Produced by ‘Nichigei Sougou Production’ / Akira Uehara, distributed by KADOKAWA
Tokyo 1964 marked the first time the term ‘Paralympic’ was used for the Games that had been known until then as the Stoke Mandeville Games (although it was the second time such Games had been held in the same city as the Olympic Games).
As part of the film programme in conjunction with the exhibition Tokyo 1964: Designing Tomorrow, Japan House London presents two free public screenings of the long-forgotten documentary Tokyo Paralympics – Ai to Eiko no Saiten (Tokyo Paralympics – Festival of Love and Glory, released in 1965) directed by cinematographer Watanabe Kimio.

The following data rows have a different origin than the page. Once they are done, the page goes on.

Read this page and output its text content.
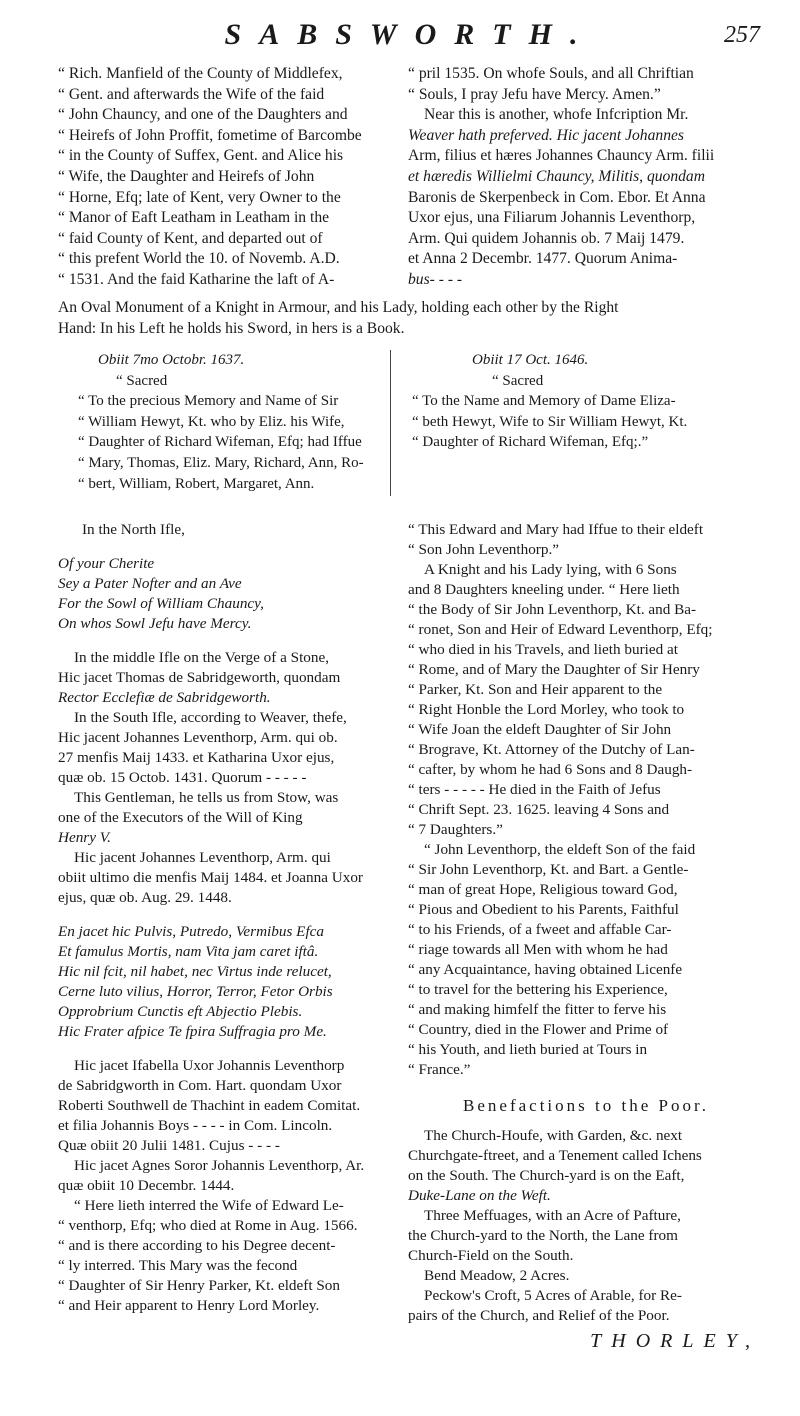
SABSWORTH.	257

“ Rich. Manfield of the County of Middlefex,

“ Gent. and afterwards the Wife of the faid

“ John Chauncy, and one of the Daughters and

“ Heirefs of John Proffit, fometime of Barcombe

“ in the County of Suffex, Gent. and Alice his

“ Wife, the Daughter and Heirefs of John

“ Horne, Efq; late of Kent, very Owner to the

“ Manor of Eaft Leatham in Leatham in the

“ faid County of Kent, and departed out of

“ this prefent World the 10. of Novemb. A.D.

“ 1531. And the faid Katharine the laft of A-

“ pril 1535. On whofe Souls, and all Chriftian

“ Souls, I pray Jefu have Mercy. Amen.”

Near this is another, whofe Infcription Mr.

Weaver hath preferved. Hic jacent Johannes

Arm, filius et hæres Johannes Chauncy Arm. filii

et hæredis Willielmi Chauncy, Militis, quondam

Baronis de Skerpenbeck in Com. Ebor. Et Anna

Uxor ejus, una Filiarum Johannis Leventhorp,

Arm. Qui quidem Johannis ob. 7 Maij 1479.

et Anna 2 Decembr. 1477. Quorum Anima-

bus- - - -

An Oval Monument of a Knight in Armour, and his Lady, holding each other by the Right

Hand: In his Left he holds his Sword, in hers is a Book.

Obiit 7mo Octobr. 1637.

“ Sacred

“ To the precious Memory and Name of Sir

“ William Hewyt, Kt. who by Eliz. his Wife,

“ Daughter of Richard Wifeman, Efq; had Iffue

“ Mary, Thomas, Eliz. Mary, Richard, Ann, Ro-

“ bert, William, Robert, Margaret, Ann.

Obiit 17 Oct. 1646.

“ Sacred

“ To the Name and Memory of Dame Eliza-

“ beth Hewyt, Wife to Sir William Hewyt, Kt.

“ Daughter of Richard Wifeman, Efq;.”

In the North Ifle,

Of your Cherite

Sey a Pater Nofter and an Ave

For the Sowl of William Chauncy,

On whos Sowl Jefu have Mercy.

In the middle Ifle on the Verge of a Stone,

Hic jacet Thomas de Sabridgeworth, quondam

Rector Ecclefiæ de Sabridgeworth.

In the South Ifle, according to Weaver, thefe,

Hic jacent Johannes Leventhorp, Arm. qui ob.

27 menfis Maij 1433. et Katharina Uxor ejus,

quæ ob. 15 Octob. 1431. Quorum - - - - -

This Gentleman, he tells us from Stow, was

one of the Executors of the Will of King

Henry V.

Hic jacent Johannes Leventhorp, Arm. qui

obiit ultimo die menfis Maij 1484. et Joanna Uxor

ejus, quæ ob. Aug. 29. 1448.

En jacet hic Pulvis, Putredo, Vermibus Efca

Et famulus Mortis, nam Vita jam caret iftâ.

Hic nil fcit, nil habet, nec Virtus inde relucet,

Cerne luto vilius, Horror, Terror, Fetor Orbis

Opprobrium Cunctis eft Abjectio Plebis.

Hic Frater afpice Te fpira Suffragia pro Me.

Hic jacet Ifabella Uxor Johannis Leventhorp

de Sabridgworth in Com. Hart. quondam Uxor

Roberti Southwell de Thachint in eadem Comitat.

et filia Johannis Boys - - - - in Com. Lincoln.

Quæ obiit 20 Julii 1481. Cujus - - - -

Hic jacet Agnes Soror Johannis Leventhorp, Ar.

quæ obiit 10 Decembr. 1444.

“ Here lieth interred the Wife of Edward Le-

“ venthorp, Efq; who died at Rome in Aug. 1566.

“ and is there according to his Degree decent-

“ ly interred. This Mary was the fecond

“ Daughter of Sir Henry Parker, Kt. eldeft Son

“ and Heir apparent to Henry Lord Morley.

“ This Edward and Mary had Iffue to their eldeft

“ Son John Leventhorp.”

A Knight and his Lady lying, with 6 Sons

and 8 Daughters kneeling under. “ Here lieth

“ the Body of Sir John Leventhorp, Kt. and Ba-

“ ronet, Son and Heir of Edward Leventhorp, Efq;

“ who died in his Travels, and lieth buried at

“ Rome, and of Mary the Daughter of Sir Henry

“ Parker, Kt. Son and Heir apparent to the

“ Right Honble the Lord Morley, who took to

“ Wife Joan the eldeft Daughter of Sir John

“ Brograve, Kt. Attorney of the Dutchy of Lan-

“ cafter, by whom he had 6 Sons and 8 Daugh-

“ ters - - - - - He died in the Faith of Jefus

“ Chrift Sept. 23. 1625. leaving 4 Sons and

“ 7 Daughters.”

“ John Leventhorp, the eldeft Son of the faid

“ Sir John Leventhorp, Kt. and Bart. a Gentle-

“ man of great Hope, Religious toward God,

“ Pious and Obedient to his Parents, Faithful

“ to his Friends, of a fweet and affable Car-

“ riage towards all Men with whom he had

“ any Acquaintance, having obtained Licenfe

“ to travel for the bettering his Experience,

“ and making himfelf the fitter to ferve his

“ Country, died in the Flower and Prime of

“ his Youth, and lieth buried at Tours in

“ France.”

Benefactions to the Poor.

The Church-Houfe, with Garden, &c. next

Churchgate-ftreet, and a Tenement called Ichens

on the South. The Church-yard is on the Eaft,

Duke-Lane on the Weft.

Three Meffuages, with an Acre of Pafture,

the Church-yard to the North, the Lane from

Church-Field on the South.

Bend Meadow, 2 Acres.

Peckow's Croft, 5 Acres of Arable, for Re-

pairs of the Church, and Relief of the Poor.

THORLEY,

Recently restored after being rediscovered in the archives of Kadokawa Corp., it is an intimate documentary which offers a fascinating account of the Tokyo Paralympic Games of 1964 and allows insights into the journey of several pioneering Japanese athletes whose participation (along with that of over 300 other athletes from 20 national teams) helped raise disability awareness in their home country.
Each screening is preceded by a brief presentation: on Wednesday 22 September Dr Ian Brittain, Associate Professor at Coventry University, offers an historical overview of the Tokyo 1964 Games and their impact on society, while on Friday 29 October six-time Paralympian Noel Thatcher brings an athlete-centric perspective on the legacy of the Games and the evolution of Parasport.
Watanabe Kimio (1918–1983) was born in Chiba Prefecture. Known more as a cinematographer throughout the 1940s to the 1960s in Japan, he has a decorated career in film. One of his productions, Shirasagi (The White Heron, directed by Kinugasa Teinosuke) was screened and nominated for the Palme d’Or in the 1959 Cannes Film Festival. Watanabe also lent his skills to Ichikawa Kon – the director of Tokyo Olympiad – in his classic film Nihonbashi (Bridge of Japan, 1956.
Dr Ian Brittain is an Associate Professor (Research) in the Centre for Business in Society at Coventry University. He is an internationally recognized expert in the study of disability and Paralympic sport and has attended the last five summer Paralympic Games in Sydney, Athens, Beijing, London and Rio. He specializes is sociological and historical aspects of disability and Paralympic sport with a particular interest in the history of the Paralympic and Stoke Mandeville Games and social legacies of the Paralympic Games for disabled people living in the host city.
Noel Thatcher MBE is a six-time Paralympian representing Great Britain in Athletics between 1984 and 2004 and winning a total of ten medals including five Gold at distances from 400 to 10,000 metres. He first visited Japan in 1992 where he competed in the First World Marathon Cup for the visually impaired in Miyazaki. Subsequently he raced and trained extensively all over Japan and spoke in schools and universities on Parasport and disability issues. Noel studied Japanese at SOAS achieving the JLPT level 1 in 2003, becoming the first visually impaired person to do so. He took third place in the 1997 Sir Peter Parker Business Japanese Speech Contest. Leading up to the Tokyo 2020 Paralympics, Noel worked closely with the Embassy of Japan, the Japan Foundation London, the Japan Sports Council and Daiwa Foundation. He also worked with Paralympics GB, UK Sport, the English Institute of Sport and a number of national sports governing bodies teaching Japanese language and culture. Noel is co-host of the Japan Sports Stories podcast along with Mike Salter.